Tuesday, February 19, 2019

Imagining Money

I've been casually following the course Imagining Money on the Amimetobios podcast. It consists of 13 themed weeks:

WEEK 1: THE VALUE OF MONEY
WEEK 2: MONEY AS CRYPTO-ALLEGORY
WEEK 3: UNNATURAL VALUES: INTEREST AND GIFT-GIVING
WEEK 4: UNNATURAL VALUES: INTEREST AND GIFT-GIVING II
WEEK 5: THE INVISIBLE HAND
WEEK 6: DEFOE, ROXANA
WEEK 7: COMMODITIES, FICTIONAL VALUES AND GAMBLING
WEEK 8: MARKETS, GAMBLING, MONEY AS MAGUFFIN
WEEK 9: COMMODITY FETISHISM
WEEK 10: FINANCE AS LIFE
WEEK 11: MONEY AS MAGUFFIN II: HYPERBOLIC DISCOUNTING
WEEK 12: THE PSYCHIC LIFE OF MONEY 
WEEK 13: NEW MONEY AND OLD CONCEITS 

Since the announcement of the course I planned on following it carefully, reading all of the texts, and making my own observations on my readings. I hope to begin doing that now. Anyone following this blog is more than welcome to follow along and post their own comments. The readings for week 1 are as follows:

Week 1) The Value of Money

Introduction.  Exeter Riddles 9 and 95;
Aristotle, PoliticsI, 8-10
handouts by Philip Larkin, Kay Ryan,  and George Herbert (“Avarice”)
Ambrose Bierce (Devil’s Dictionarydefinitions of money and wealth)
Yasunari Kawabata, “At the Pawnshop” (Latte)
Ovid, Metamorphoses, Book XI, 85-145, (Golding Translation)
Milton, Paradise Lost, I, 674-751, VIII, 1-178

There are links to many of these texts on the amimetobios page under the appropriate course week.

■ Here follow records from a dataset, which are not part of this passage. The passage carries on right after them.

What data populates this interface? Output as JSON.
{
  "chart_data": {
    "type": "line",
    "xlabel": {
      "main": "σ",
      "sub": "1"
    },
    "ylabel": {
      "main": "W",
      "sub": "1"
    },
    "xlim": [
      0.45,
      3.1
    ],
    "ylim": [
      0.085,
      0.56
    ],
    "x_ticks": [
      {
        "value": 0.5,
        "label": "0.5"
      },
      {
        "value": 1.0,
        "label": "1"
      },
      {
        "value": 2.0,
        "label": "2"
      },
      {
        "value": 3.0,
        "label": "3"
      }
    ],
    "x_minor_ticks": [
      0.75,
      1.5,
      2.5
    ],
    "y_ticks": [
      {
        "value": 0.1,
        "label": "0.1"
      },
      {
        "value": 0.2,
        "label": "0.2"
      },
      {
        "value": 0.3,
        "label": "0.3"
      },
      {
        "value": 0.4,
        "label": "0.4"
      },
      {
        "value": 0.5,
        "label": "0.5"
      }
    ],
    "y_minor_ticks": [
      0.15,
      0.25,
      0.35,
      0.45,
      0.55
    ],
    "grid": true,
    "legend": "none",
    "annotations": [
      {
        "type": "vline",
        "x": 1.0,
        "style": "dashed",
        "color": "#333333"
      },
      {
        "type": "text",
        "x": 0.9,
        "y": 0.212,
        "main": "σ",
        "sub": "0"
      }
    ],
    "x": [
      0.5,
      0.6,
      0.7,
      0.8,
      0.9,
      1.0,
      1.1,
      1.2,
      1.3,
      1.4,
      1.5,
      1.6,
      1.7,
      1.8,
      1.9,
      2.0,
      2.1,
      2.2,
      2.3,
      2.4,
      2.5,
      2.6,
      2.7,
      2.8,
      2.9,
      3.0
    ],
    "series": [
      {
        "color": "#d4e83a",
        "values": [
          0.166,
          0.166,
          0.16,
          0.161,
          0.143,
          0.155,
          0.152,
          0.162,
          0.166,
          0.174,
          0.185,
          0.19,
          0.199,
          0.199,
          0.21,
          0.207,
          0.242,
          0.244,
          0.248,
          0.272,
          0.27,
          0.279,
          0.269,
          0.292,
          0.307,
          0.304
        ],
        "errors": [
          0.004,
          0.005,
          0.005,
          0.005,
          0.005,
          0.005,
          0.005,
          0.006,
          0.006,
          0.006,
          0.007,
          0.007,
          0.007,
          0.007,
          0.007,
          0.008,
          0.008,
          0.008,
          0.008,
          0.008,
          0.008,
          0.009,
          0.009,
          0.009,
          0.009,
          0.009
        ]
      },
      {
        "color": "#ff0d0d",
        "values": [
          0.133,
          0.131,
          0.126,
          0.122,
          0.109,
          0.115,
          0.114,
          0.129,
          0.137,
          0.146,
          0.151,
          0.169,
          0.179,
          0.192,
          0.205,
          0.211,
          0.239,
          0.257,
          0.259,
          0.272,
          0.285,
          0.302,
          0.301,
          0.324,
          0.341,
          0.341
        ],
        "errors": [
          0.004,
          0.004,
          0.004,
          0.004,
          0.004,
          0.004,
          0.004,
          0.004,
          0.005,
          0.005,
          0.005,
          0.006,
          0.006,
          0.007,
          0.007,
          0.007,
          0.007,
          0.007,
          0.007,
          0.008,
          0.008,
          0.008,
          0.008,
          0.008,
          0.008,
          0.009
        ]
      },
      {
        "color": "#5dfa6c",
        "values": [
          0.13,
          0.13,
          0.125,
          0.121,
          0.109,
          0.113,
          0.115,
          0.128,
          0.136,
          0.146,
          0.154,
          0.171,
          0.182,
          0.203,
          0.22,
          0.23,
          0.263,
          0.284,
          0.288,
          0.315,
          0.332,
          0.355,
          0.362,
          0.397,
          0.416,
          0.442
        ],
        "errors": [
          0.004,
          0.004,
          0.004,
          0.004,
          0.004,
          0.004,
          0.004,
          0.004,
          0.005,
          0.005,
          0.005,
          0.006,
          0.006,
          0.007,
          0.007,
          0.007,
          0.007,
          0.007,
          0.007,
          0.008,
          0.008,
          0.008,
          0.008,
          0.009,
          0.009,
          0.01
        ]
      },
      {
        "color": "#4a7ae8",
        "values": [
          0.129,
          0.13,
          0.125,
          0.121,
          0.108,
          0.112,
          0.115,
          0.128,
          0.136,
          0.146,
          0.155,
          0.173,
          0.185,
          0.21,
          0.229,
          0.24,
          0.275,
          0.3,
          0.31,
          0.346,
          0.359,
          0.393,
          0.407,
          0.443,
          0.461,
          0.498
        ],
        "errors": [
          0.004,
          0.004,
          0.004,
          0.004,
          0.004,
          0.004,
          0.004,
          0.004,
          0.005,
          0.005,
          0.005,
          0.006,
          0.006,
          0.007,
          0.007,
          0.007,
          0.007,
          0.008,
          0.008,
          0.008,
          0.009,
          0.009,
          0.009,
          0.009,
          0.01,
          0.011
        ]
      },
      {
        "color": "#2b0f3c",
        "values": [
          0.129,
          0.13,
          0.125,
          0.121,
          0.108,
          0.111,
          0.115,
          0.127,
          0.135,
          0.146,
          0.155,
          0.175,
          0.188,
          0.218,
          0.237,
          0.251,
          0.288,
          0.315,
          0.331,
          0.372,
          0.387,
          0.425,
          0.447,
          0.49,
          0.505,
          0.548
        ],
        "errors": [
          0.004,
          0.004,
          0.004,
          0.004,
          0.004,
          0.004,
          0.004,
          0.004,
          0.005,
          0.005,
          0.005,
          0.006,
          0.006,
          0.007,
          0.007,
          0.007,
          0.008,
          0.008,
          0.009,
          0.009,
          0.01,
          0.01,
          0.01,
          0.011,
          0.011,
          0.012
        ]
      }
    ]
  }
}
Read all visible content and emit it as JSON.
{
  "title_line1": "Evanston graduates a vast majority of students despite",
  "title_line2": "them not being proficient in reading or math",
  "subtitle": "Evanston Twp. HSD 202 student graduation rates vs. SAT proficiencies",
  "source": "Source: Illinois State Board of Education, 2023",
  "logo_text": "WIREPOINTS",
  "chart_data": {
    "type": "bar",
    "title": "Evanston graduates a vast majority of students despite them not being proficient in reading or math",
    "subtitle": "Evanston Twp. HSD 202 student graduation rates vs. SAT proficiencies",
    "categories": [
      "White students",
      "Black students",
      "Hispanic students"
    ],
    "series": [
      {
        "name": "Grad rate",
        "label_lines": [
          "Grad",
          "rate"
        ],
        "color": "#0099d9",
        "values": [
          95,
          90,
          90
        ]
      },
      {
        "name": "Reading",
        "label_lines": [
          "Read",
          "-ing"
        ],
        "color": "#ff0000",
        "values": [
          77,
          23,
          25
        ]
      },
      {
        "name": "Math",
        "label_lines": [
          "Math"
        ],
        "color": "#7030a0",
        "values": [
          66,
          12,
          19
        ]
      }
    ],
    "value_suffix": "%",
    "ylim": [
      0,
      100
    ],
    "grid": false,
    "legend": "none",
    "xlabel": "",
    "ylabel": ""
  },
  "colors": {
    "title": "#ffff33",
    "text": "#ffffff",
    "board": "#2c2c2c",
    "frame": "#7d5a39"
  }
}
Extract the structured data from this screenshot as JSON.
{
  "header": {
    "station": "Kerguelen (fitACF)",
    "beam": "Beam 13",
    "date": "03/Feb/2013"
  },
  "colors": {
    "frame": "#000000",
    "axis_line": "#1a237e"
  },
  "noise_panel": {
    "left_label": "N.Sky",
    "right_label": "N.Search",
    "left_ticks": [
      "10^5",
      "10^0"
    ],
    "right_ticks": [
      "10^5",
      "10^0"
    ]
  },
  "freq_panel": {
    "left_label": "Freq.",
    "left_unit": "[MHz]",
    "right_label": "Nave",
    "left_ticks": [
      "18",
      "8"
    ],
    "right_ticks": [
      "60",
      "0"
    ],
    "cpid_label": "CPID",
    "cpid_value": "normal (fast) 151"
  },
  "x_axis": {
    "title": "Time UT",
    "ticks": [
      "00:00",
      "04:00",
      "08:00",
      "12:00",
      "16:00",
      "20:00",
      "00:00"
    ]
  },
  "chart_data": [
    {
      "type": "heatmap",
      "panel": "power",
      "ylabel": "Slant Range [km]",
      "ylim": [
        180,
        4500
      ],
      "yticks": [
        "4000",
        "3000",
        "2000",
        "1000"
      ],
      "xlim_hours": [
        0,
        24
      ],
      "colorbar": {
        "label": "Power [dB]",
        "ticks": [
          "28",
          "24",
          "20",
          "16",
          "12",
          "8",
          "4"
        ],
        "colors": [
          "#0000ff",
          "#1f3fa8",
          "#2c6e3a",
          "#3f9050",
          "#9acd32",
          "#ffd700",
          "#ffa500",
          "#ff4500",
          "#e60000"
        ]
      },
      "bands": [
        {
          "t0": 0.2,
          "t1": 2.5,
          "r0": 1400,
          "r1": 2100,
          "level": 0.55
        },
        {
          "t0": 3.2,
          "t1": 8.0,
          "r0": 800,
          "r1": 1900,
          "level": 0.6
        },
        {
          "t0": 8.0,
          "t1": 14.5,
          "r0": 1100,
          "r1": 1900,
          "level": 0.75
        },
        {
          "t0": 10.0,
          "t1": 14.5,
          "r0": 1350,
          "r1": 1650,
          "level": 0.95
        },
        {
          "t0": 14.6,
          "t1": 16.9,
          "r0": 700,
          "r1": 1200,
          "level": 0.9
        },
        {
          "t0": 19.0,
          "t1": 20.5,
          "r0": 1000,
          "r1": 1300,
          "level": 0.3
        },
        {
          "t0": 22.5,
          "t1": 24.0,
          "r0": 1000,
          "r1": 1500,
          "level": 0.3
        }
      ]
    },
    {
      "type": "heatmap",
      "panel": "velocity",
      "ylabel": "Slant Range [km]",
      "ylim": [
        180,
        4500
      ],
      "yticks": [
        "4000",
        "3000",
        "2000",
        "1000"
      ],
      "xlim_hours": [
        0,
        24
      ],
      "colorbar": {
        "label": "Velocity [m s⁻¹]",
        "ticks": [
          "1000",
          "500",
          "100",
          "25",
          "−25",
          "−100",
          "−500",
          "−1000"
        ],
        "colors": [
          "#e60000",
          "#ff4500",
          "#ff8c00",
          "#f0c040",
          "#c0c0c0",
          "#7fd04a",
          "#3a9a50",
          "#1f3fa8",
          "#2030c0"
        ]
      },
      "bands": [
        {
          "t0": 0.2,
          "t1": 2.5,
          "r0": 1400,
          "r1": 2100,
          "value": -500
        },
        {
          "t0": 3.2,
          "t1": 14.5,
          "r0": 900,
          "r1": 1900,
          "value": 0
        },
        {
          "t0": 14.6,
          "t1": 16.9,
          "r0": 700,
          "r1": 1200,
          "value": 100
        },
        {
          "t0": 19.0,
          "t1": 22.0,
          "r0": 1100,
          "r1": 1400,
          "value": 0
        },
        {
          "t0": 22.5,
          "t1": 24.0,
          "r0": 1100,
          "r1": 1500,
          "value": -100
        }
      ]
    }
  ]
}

https://amimetobios.podbean.com/e/imagining-money-literature-and-economics-1-16-19/


Friday, February 1, 2019

Month in Review: January

I usually don’t write journal entries for each month, but I started this year off on a roll and want to record my progress. The most exciting news of the month is an essay I wrote on Shelley and Orpheus that will be published in the journal Jesus: The Imagination later this year. The essay is accompanied by a drawing also narrowly finished this month. 

I have done a significant amount of reading. I finished Anand Giridharadas’s “Winners Take All,” Timothy Snyder’s “The Road to Unfreedom,” and Jill Lapore’s “These Truth’s.” All three books were revelatory, but These Truths in particular. Lapore writes of the whole of American history with passion and urgency. I need to re-read it.

Originally I had planned to write an essay on Shelley called Thinking in Images, but having unexpectedly been requested to write the Shelley and Orpheus essay, I’ve decided it best to set Shelley aside for a moment and instead focus on my next writing project, an essay on Economics and Utopia. As chance would have it, one of my favorite podcasters, "amimetobios," just started a series of lectures on Money and Literature, titled Imagining Money. (Link: https://amimetobios.podbean.com) I’m following this class as a guide (supplemented with some of my own reading). I'm also following the work of independent on the road scholar, Colin Drumm. Colin has put together a course syllabus on Patreon dealing with economics with an emphasis on literature (Link: https://www.patreon.com/posts/monetary-reading-20881558).

For February I plan to read Mark Blyth’s Austerity. I started reading Richard White's history of the Reconstruction and Gilded Age, The Republic for Which it Stands, but am finding it very dry. I may set it aside for Rick Perlstein’s history of Nixon and Regan, “The Invisible Bridge.” I also hope to finish drafting at least 15 more pages of the graphic novel (which will put me up to 30, ie half-way through the first chapter). I think that will keep me more than busy enough for next month.